As of Tuesday, the U.S. debt was $16.165 trillion.

“I think that, as we saw last summer (2011), it’s important that the debt limit is raised in a timely manner, but really that’s in Congress’ hands,” said Matthew Rutherford, assistant Treasury secretary for financial markets.

It was the agreement then to boost the limit that created the $1.2 trillion in automatic spending cuts that are part of the fiscal cliff. The other part is the expiration of the George W. Bush-era tax cuts.

Lawmakers and President Barack Obama will try to deal with the fiscal cliff after next week’s elections. The debt limit will probably be addressed then as well, although it has not yet been the focus of Democrats or Republicans.

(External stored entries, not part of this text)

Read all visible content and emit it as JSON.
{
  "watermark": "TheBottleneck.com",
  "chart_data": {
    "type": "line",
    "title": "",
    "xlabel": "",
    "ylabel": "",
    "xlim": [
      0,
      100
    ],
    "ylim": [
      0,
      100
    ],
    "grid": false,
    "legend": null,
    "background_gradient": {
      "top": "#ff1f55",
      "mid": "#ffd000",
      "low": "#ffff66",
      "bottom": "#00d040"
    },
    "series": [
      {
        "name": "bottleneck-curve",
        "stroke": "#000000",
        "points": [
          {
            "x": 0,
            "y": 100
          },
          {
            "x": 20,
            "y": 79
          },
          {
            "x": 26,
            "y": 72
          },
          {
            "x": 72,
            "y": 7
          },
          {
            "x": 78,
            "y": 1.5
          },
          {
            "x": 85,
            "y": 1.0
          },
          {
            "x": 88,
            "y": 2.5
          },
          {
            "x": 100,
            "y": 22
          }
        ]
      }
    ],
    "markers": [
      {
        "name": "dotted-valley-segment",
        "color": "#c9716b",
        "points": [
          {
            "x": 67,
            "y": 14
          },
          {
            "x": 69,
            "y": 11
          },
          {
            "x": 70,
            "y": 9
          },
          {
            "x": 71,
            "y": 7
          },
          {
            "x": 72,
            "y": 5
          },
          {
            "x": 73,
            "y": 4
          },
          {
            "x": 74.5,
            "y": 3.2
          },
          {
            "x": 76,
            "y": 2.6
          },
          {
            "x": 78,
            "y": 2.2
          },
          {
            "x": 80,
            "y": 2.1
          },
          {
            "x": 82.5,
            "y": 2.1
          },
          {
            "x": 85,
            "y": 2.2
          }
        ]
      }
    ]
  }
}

House Speaker John Boehner, R-Ohio, said in May that he had a simple principle for raising the debt limit – any increase must be offset “by spending cuts and reforms that exceed the amount of the debt limit increase.”

“No decisions have been made on timing, but the speaker’s principle – that spending cuts and reforms must exceed any debt hike – will have to be met,” Boehner spokesman Kevin Smith said Wednesday.

A White House spokeswoman declined to comment.

Federal Reserve Chairman Ben S. Bernanke and Christine Lagarde, head of the International Monetary Fund, have warned about the negative ramifications for the U.S. and world economies if the debt limit is not raised.

The brinkmanship leading up to the mid-2011 debt limit increase caused Standard & Poor’s to downgrade the U.S. credit rating for the first time, to AA+ from the highest level of AAA.

The Government Accountability Office estimated recently that the delay in getting a debt-limit deal cost taxpayers an additional $1.3 billion in borrowing costs for the fiscal year that ended Sept. 30, 2011.